The move comes just two months after Homeland Security Secretary Michael Chertoff announced his approval of the fence built by The Boeing Co. The fence consists of nine electronic surveillance towers along a 28-mile section of border southwest of Tucson.

Boeing is to replace the so-called Project 28 prototype with a series of towers equipped with communications systems, cameras and radar capability, officials said.

Less than a week after Chertoff accepted Project 28 on February 22, the Government Accountability Office told Congress it “did not fully meet user needs and the project’s design will not be used as the basis for future” developments.
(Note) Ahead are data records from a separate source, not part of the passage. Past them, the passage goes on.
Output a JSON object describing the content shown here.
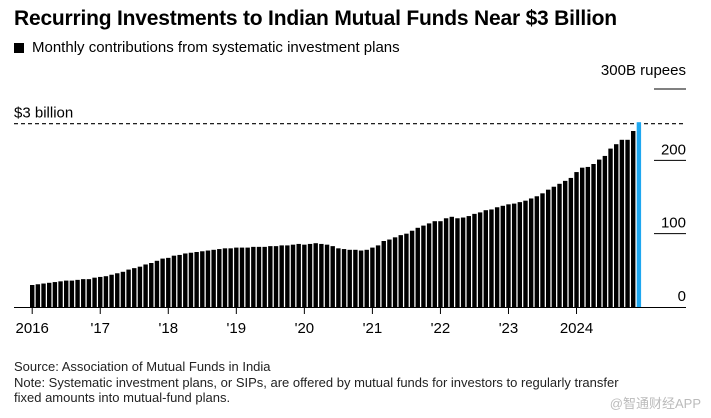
{
  "title": "Recurring Investments to Indian Mutual Funds Near $3 Billion",
  "legend_label": "Monthly contributions from systematic investment plans",
  "chart_data": {
    "type": "bar",
    "title": "Recurring Investments to Indian Mutual Funds Near $3 Billion",
    "ylabel": "300B rupees",
    "ylim": [
      0,
      300
    ],
    "yticks": [
      0,
      100,
      200
    ],
    "ytick_labels": [
      "0",
      "100",
      "200"
    ],
    "y_unit_label": "300B rupees",
    "x_tick_labels": [
      "2016",
      "'17",
      "'18",
      "'19",
      "'20",
      "'21",
      "'22",
      "'23",
      "2024"
    ],
    "start_period": "2016-01",
    "interval": "monthly",
    "reference_line": {
      "value": 250,
      "label": "$3 billion"
    },
    "highlight_color": "#1ea7f0",
    "bar_color": "#000000",
    "values": [
      30,
      31,
      32,
      33,
      34,
      35,
      36,
      36,
      37,
      38,
      38,
      40,
      41,
      42,
      44,
      46,
      48,
      51,
      53,
      55,
      58,
      60,
      63,
      66,
      67,
      70,
      71,
      73,
      74,
      75,
      76,
      77,
      78,
      79,
      80,
      80,
      81,
      81,
      81,
      82,
      82,
      82,
      83,
      83,
      84,
      84,
      85,
      86,
      85,
      86,
      87,
      86,
      85,
      83,
      80,
      79,
      78,
      78,
      77,
      78,
      81,
      84,
      90,
      92,
      95,
      98,
      100,
      104,
      108,
      111,
      114,
      117,
      117,
      121,
      123,
      121,
      122,
      124,
      127,
      129,
      132,
      133,
      136,
      138,
      140,
      141,
      143,
      145,
      148,
      151,
      155,
      160,
      164,
      168,
      172,
      176,
      184,
      190,
      191,
      195,
      201,
      206,
      216,
      222,
      228,
      228,
      240,
      252
    ]
  },
  "footer": {
    "source": "Source: Association of Mutual Funds in India",
    "note": "Note: Systematic investment plans, or SIPs, are offered by mutual funds for investors to regularly transfer\nfixed amounts into mutual-fund plans."
  },
  "watermark": "@智通财经APP"
}
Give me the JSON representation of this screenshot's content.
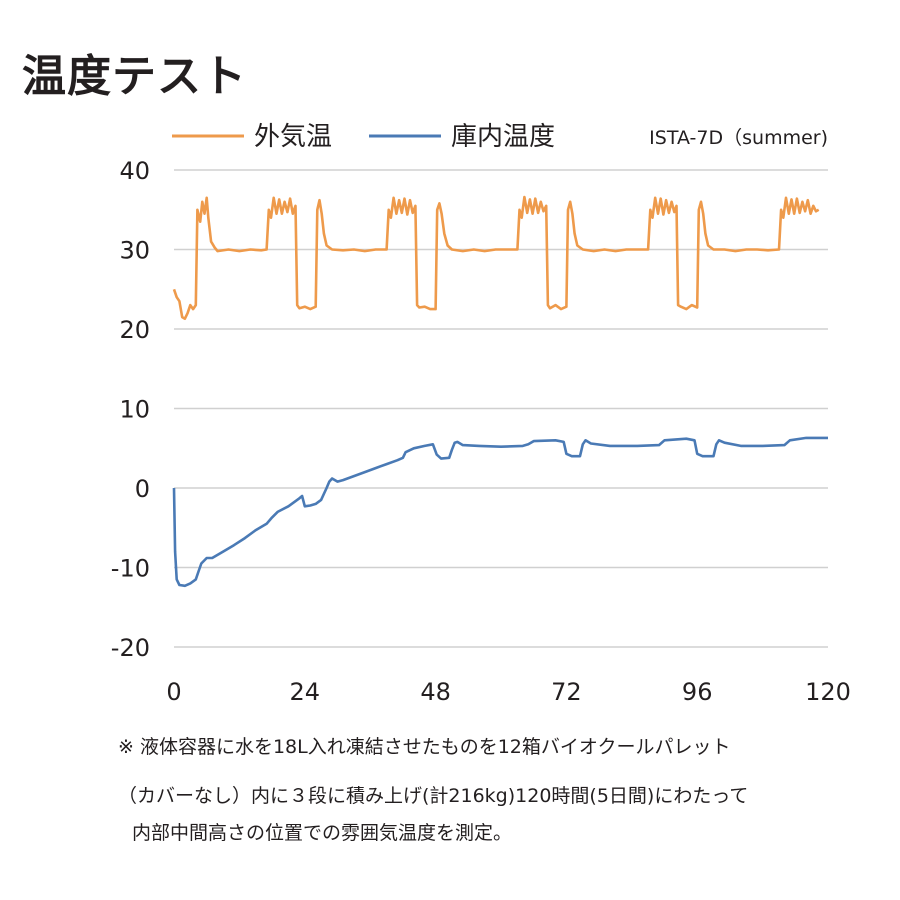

A glaring shortcoming of the project was the time lag between the electronic detection of movement along the border and the transmission of a camera image to agents patrolling the area, the GAO reported.

Although the fence continues to operate, it hasn’t come close to meeting the Border Patrol’s goals, said Kelly Good, deputy director of the Secure Border Initiative program office in Washington.

“Probably not to the level that Border Patrol agents on the ground thought that they were going to get. So it didn’t meet their expectations.”